‘Eat Sleep Ball’ Case Awaits Appeal Ruling

     ORLANDO (CN) – A federal judge stayed a trademark action involving the phrase “Eat Sleep Ball” on Old Navy clothing because of a pending appeal.
     Hoop Culture Inc. sells clothing and accessories to “consumers who share a love of basketball and the basketball culture,” according to court records. It trademarked the slogan “Eat…Sleep…Ball.” and claims in a June lawsuit that Gap Inc. used the phrase on its Old Navy website for clothing items “bearing the mark ‘Eat Sleep Ball.'” Old Navy also sold shirts with the slogan at retail stores, Hoop Culture claims.
     It requested that Gap “be permanently enjoined from using any infringing, counterfeits, copies, or colorable imitations of Plaintiff’s ‘Eat…Sleep…Ball.’ mark” due to its “unauthorized use and counterfeiting of federally registered trademarks” and “false designation of origin and unfair competition,” according to the lawsuit.
     A Middle Florida district court denied the streetwear clothing company’s motion for preliminary injunction against Gap last month. Hoop Culture then filed a motion for an expedited appeal with the 11th Circuit.
     Both parties sought a stay of the case until the 11th Circuit appeal was resolved. U.S. Magistrate Judge Thomas Smith granted that motion last week, staying the case pending Hoop Culture’s appeal. He also ordered the parties to file status reports every 60 days.

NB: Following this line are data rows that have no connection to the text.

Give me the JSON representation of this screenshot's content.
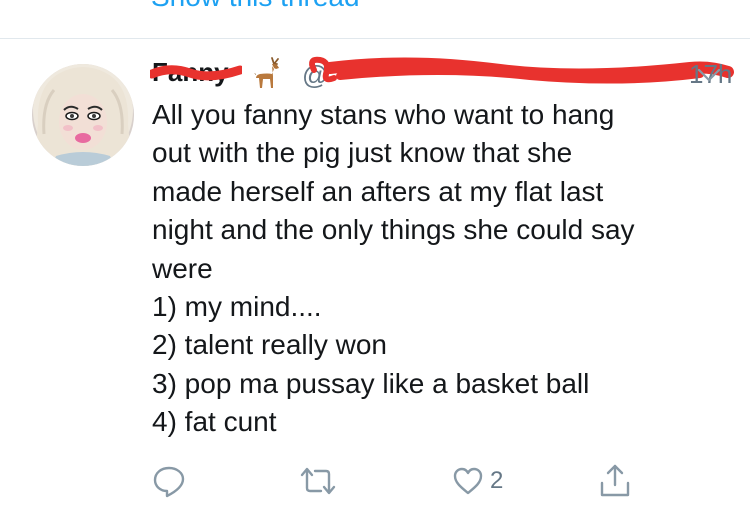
{
  "thread_link": {
    "label": "Show this thread"
  },
  "tweet": {
    "display_name": "Fanny",
    "handle": "@",
    "time": "17h",
    "text_lines": [
      "All you fanny stans who want to hang",
      "out with the pig just know that she",
      "made herself an afters at my flat last",
      "night and the only things she could say",
      "were",
      "1) my mind....",
      "2) talent really won",
      "3) pop ma pussay like a basket ball",
      "4) fat cunt"
    ],
    "like_count": "2"
  },
  "icons": {
    "name_emoji": "deer-icon",
    "menu": "chevron-down-icon",
    "reply": "reply-icon",
    "retweet": "retweet-icon",
    "like": "heart-icon",
    "share": "share-icon"
  },
  "colors": {
    "accent": "#1da1f2",
    "secondary_text": "#657786",
    "redaction": "#e8322e",
    "divider": "#e1e8ed",
    "text": "#14171a"
  }
}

     In a phone interview with Courthouse News, Hoop Culture attorney Kelly Tillery said the company hopes the 11th Circuit will reverse the injunction denial.
     “We hope this will correct what we see as a fundamental error made by the district court so that this counterfeiting will stop as soon as possible,” Tillery said. “Hoop Culture’s trademark and high end products are being irrevocably damaged by Old Navy, which is a very low level discount brand.”